Jesus era Deus?

Jesus era Deus? Claro, esta é uma pergunta que só interessa a cristãos. Mas nem tanto.

Para qualquer estudioso do cristianismo, importa saber como um jovem, que morreu humilhado numa distante província do império romano, chegou a ser visto como Deus por alguns poucos judeus na época e por muitos gregos, romanos e outros povos da região.

O livro “Como Jesus se Tornou Deus” (editora LeYa, R$ 49,90, 544 págs.), de Bart Ehrman, explica esse processo. Especialista em Novo Testamento e história do cristianismo primitivo, Ehrman é professor de estudos religiosos na Universidade da Carolina do Norte. Um “scholar”, pois.

Seu livro (o autor tem vários sobre o tema) tem outra grande qualidade, além de ser escrito por um cara que entende do traçado. “Como Jesus se Tornou Deus” é gostoso de ler e não serve apenas como objeto de culto para iniciados. Qualquer pessoa que aprecie o tema e tenha o hábito da leitura vai aprender muito e se deleitar com ele.

Ehrman parece ter preocupação semelhante à do filósofo judeu alemão Franz Rosenzweig (1886-1929): falar com o homem comum.

Rosenzweig abandou a academia por entender que ela mais atrapalhava a busca de respostas urgentes sobre os temas importantes (para ele, crítica da metafísica e o estudo do judaísmo) do que ajudava.

Ehrman não chega a tanto. Eu também acho que não é necessário abandonar a academia, mesmo porque ela tem um papel essencial no estabelecimento de repertório qualificado sobre qualquer assunto.

O livro de Ehrman é rico em referências históricas precisas, articuladas numa linguagem aberta e divertida. Uma pérola para quem gosta de aprender sem o peso dos textos truncados.

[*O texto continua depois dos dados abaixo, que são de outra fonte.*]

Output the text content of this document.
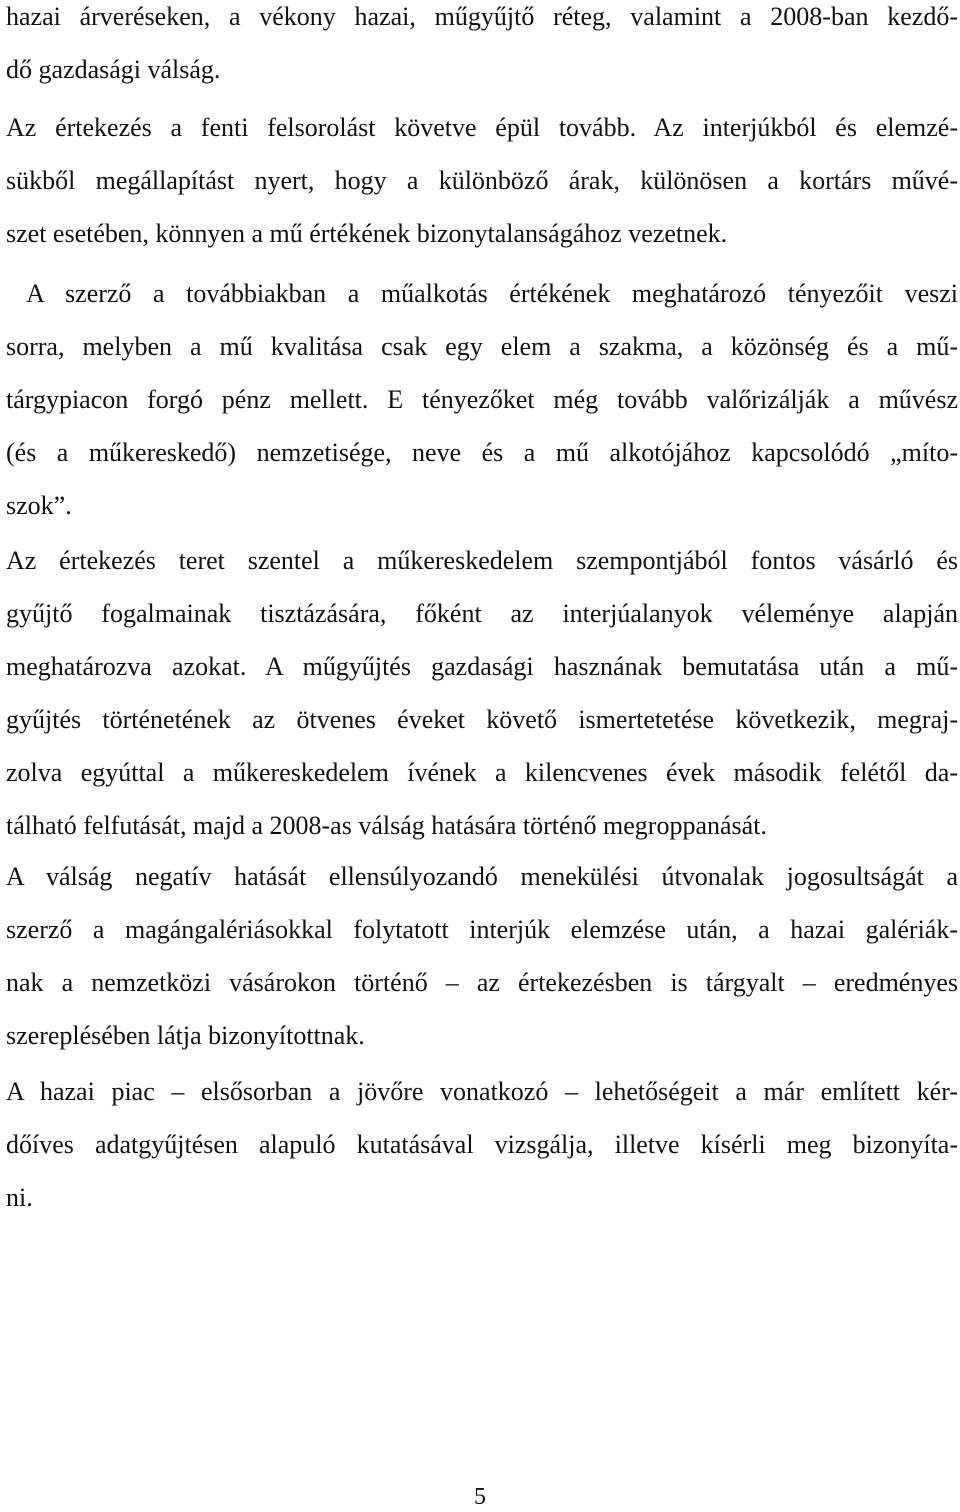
hazai árveréseken, a vékony hazai, műgyűjtő réteg, valamint a 2008-ban kezdő-
dő gazdasági válság.
Az értekezés a fenti felsorolást követve épül tovább. Az interjúkból és elemzé-
sükből megállapítást nyert, hogy a különböző árak, különösen a kortárs művé-
szet esetében, könnyen a mű értékének bizonytalanságához vezetnek.
A szerző a továbbiakban a műalkotás értékének meghatározó tényezőit veszi
sorra, melyben a mű kvalitása csak egy elem a szakma, a közönség és a mű-
tárgypiacon forgó pénz mellett. E tényezőket még tovább valőrizálják a művész
(és a műkereskedő) nemzetisége, neve és a mű alkotójához kapcsolódó „míto-
szok”.
Az értekezés teret szentel a műkereskedelem szempontjából fontos vásárló és
gyűjtő fogalmainak tisztázására, főként az interjúalanyok véleménye alapján
meghatározva azokat. A műgyűjtés gazdasági hasznának bemutatása után a mű-
gyűjtés történetének az ötvenes éveket követő ismertetetése következik, megraj-
zolva egyúttal a műkereskedelem ívének a kilencvenes évek második felétől da-
tálható felfutását, majd a 2008-as válság hatására történő megroppanását.
A válság negatív hatását ellensúlyozandó menekülési útvonalak jogosultságát a
szerző a magángalériásokkal folytatott interjúk elemzése után, a hazai galériák-
nak a nemzetközi vásárokon történő – az értekezésben is tárgyalt – eredményes
szereplésében látja bizonyítottnak.
A hazai piac – elsősorban a jövőre vonatkozó – lehetőségeit a már említett kér-
dőíves adatgyűjtésen alapuló kutatásával vizsgálja, illetve kísérli meg bizonyíta-
ni.
5
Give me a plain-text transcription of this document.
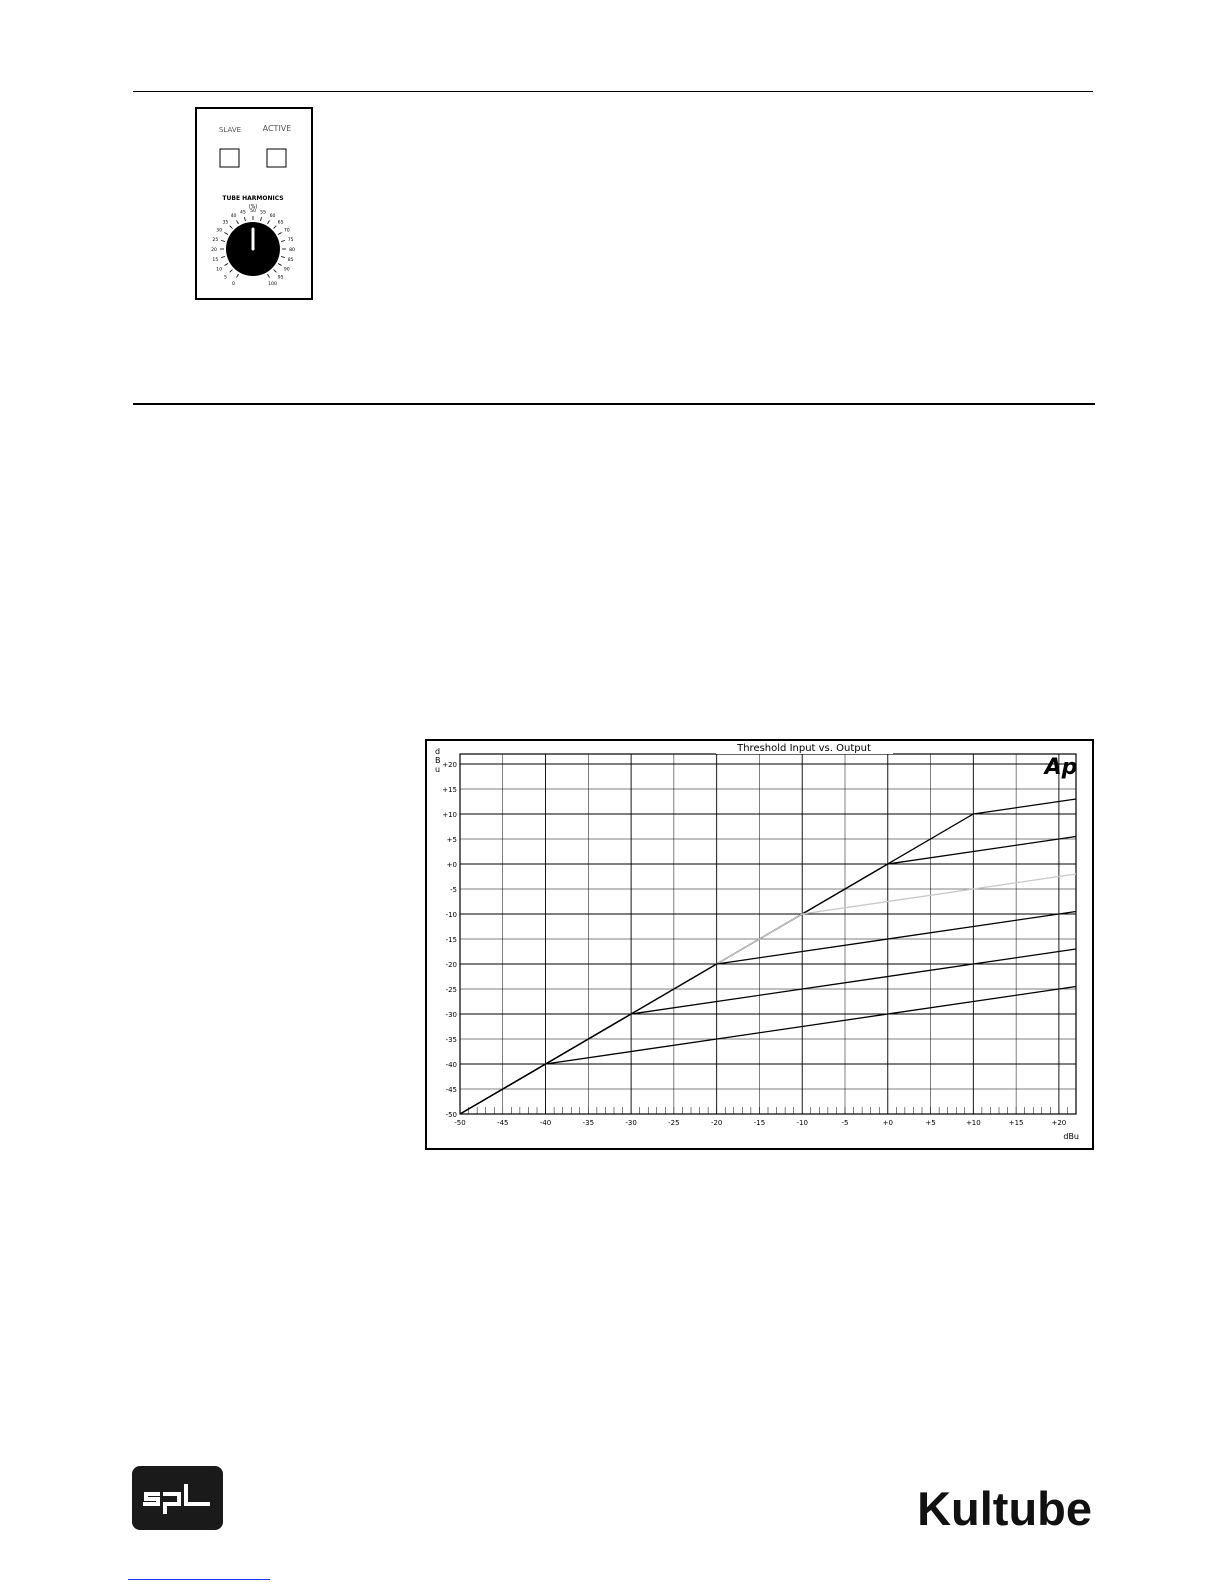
SLAVE	ACTIVE
TUBE HARMONICS
(%)
0
5
10
15
20
25
30
35
40
45 50 55
60
65
70
75
80
85
90
95
100
-50	-45	-40	-35	-30	-25	-20	-15	-10	-5	+0	+5	+10	+15	+20
+20
+15
+10
+5
+0
-5
-10
-15
-20
-25
-30
-35
-40
-45
-50
Threshold Input vs. Output
Ap
d B u
dBu
Kultube
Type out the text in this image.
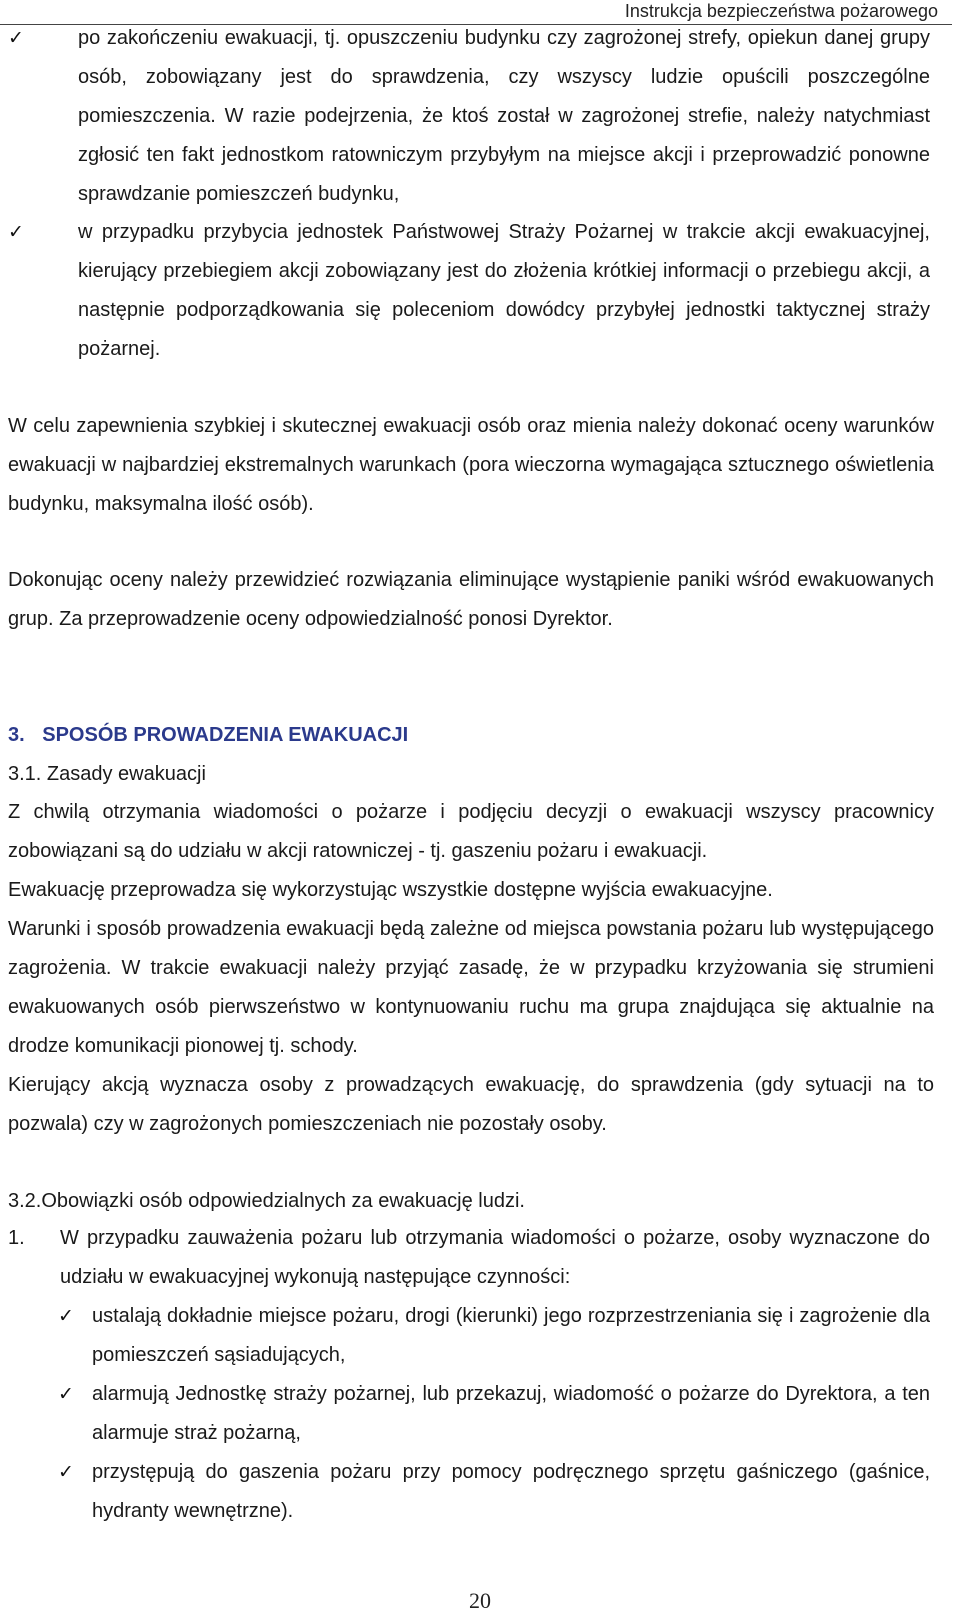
Instrukcja bezpieczeństwa pożarowego
✓	po zakończeniu ewakuacji, tj. opuszczeniu budynku czy zagrożonej strefy, opiekun danej grupy osób, zobowiązany jest do sprawdzenia, czy wszyscy ludzie opuścili poszczególne pomieszczenia. W razie podejrzenia, że ktoś został w zagrożonej strefie, należy natychmiast zgłosić ten fakt jednostkom ratowniczym przybyłym na miejsce akcji i przeprowadzić ponowne sprawdzanie pomieszczeń budynku,
✓	w przypadku przybycia jednostek Państwowej Straży Pożarnej w trakcie akcji ewakuacyjnej, kierujący przebiegiem akcji zobowiązany jest do złożenia krótkiej informacji o przebiegu akcji, a następnie podporządkowania się poleceniom dowódcy przybyłej jednostki taktycznej straży pożarnej.
W celu zapewnienia szybkiej i skutecznej ewakuacji osób oraz mienia należy dokonać oceny warunków ewakuacji w najbardziej ekstremalnych warunkach (pora wieczorna wymagająca sztucznego oświetlenia budynku, maksymalna ilość osób).
Dokonując oceny należy przewidzieć rozwiązania eliminujące wystąpienie paniki wśród ewakuowanych grup. Za przeprowadzenie oceny odpowiedzialność ponosi Dyrektor.
3. SPOSÓB PROWADZENIA EWAKUACJI
3.1. Zasady ewakuacji
Z chwilą otrzymania wiadomości o pożarze i podjęciu decyzji o ewakuacji wszyscy pracownicy zobowiązani są do udziału w akcji ratowniczej - tj. gaszeniu pożaru i ewakuacji.
Ewakuację przeprowadza się wykorzystując wszystkie dostępne wyjścia ewakuacyjne.
Warunki i sposób prowadzenia ewakuacji będą zależne od miejsca powstania pożaru lub występującego zagrożenia. W trakcie ewakuacji należy przyjąć zasadę, że w przypadku krzyżowania się strumieni ewakuowanych osób pierwszeństwo w kontynuowaniu ruchu ma grupa znajdująca się aktualnie na drodze komunikacji pionowej tj. schody.
Kierujący akcją wyznacza osoby z prowadzących ewakuację, do sprawdzenia (gdy sytuacji na to pozwala) czy w zagrożonych pomieszczeniach nie pozostały osoby.
3.2.Obowiązki osób odpowiedzialnych za ewakuację ludzi.
1. W przypadku zauważenia pożaru lub otrzymania wiadomości o pożarze, osoby wyznaczone do udziału w ewakuacyjnej wykonują następujące czynności:
✓ ustalają dokładnie miejsce pożaru, drogi (kierunki) jego rozprzestrzeniania się i zagrożenie dla pomieszczeń sąsiadujących,
✓ alarmują Jednostkę straży pożarnej, lub przekazuj, wiadomość o pożarze do Dyrektora, a ten alarmuje straż pożarną,
✓ przystępują do gaszenia pożaru przy pomocy podręcznego sprzętu gaśniczego (gaśnice, hydranty wewnętrzne).
20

Por que seria mais fácil entender que gregos e romanos tenham chegado à conclusão de que Jesus era Deus do que entender que judeus (os primeiro seguidores de Jesus eram judeus, seguramente) tenham chegado à conclusão de que Jesus era Deus? Porque os “pagãos” tinham inúmeros deuses e deusas e semideuses e semideusas. Portanto, uma “rede” de divindades povoava seu panteão.

Jesus foi visto por muitos dos seus seguidores como o Messias, que raramente foi entendido como Deus no judaísmo. Para a mente judaica, ver Deus na forma de um homem parecia um tanto absurdo. Verdade? Nem tanto, mostra Ehrman.

Além do fato de que a Bíblia Hebraica (o Velho Testamento) traz inúmeras referências a Deus na forma de anjos (que mais parecem homens muitas vezes), a passagem de Jesus humano para Jesus Deus tem etapas essenciais em que “Deus”, aí, deve ser entendido, antes de tudo, como “um deus”.

Os judeus eram monoteístas, mas nem tanto. Já a figura do “Filho do Homem”, um “semideus” que sentaria ao lado de Deus e faria seu trabalho apocalíptico, era muito comum, inclusive na literatura cristã da época. O universo judaico antigo carregava em si toda uma gama de figuras semidivinas, abaixo de Adonai (o Deus único).

O primeiro momento desse processo é como a teia de semideuses (como o “Filho do Homem”) e anjos judaicos preparou a divinização do Jesus histórico: Ele foi, muito provavelmente num primeiro momento, associado a uma dessas figuras semidivinas do panteão judaico. E, só posteriormente, chegou ao topo da lista para alguns, se transformando no Deus de Israel encarnado –mesmo assim, não para todos.

O Messias, na sua forma mais comum, deveria ser um guerreiro. Jesus, para aqueles que esperavam um guerreiro, foi um fracasso: morreu na cruz como um bandido miserável.

A obra não se ocupa de nenhum aspecto de fé, apenas do processo histórico que levou à divinização de Jesus. Tampouco das reviravoltas doutrinárias para fazer de Cristo um Messias do amor total.

Portanto, outra face desse processo é como a ressurreição de Jesus foi importante para resolver o fracasso do seu movimento apocalíptico. Sem a ressurreição, Ele, provavelmente, teria sido esquecido, como outros candidatos a Messias ao longo da história judaica.

Enfim, o estudo histórico das religiões pode fazer de você um cético. É o caso de Ehrman, como ele mesmo confessa. Mas nem só de fé vive o homem.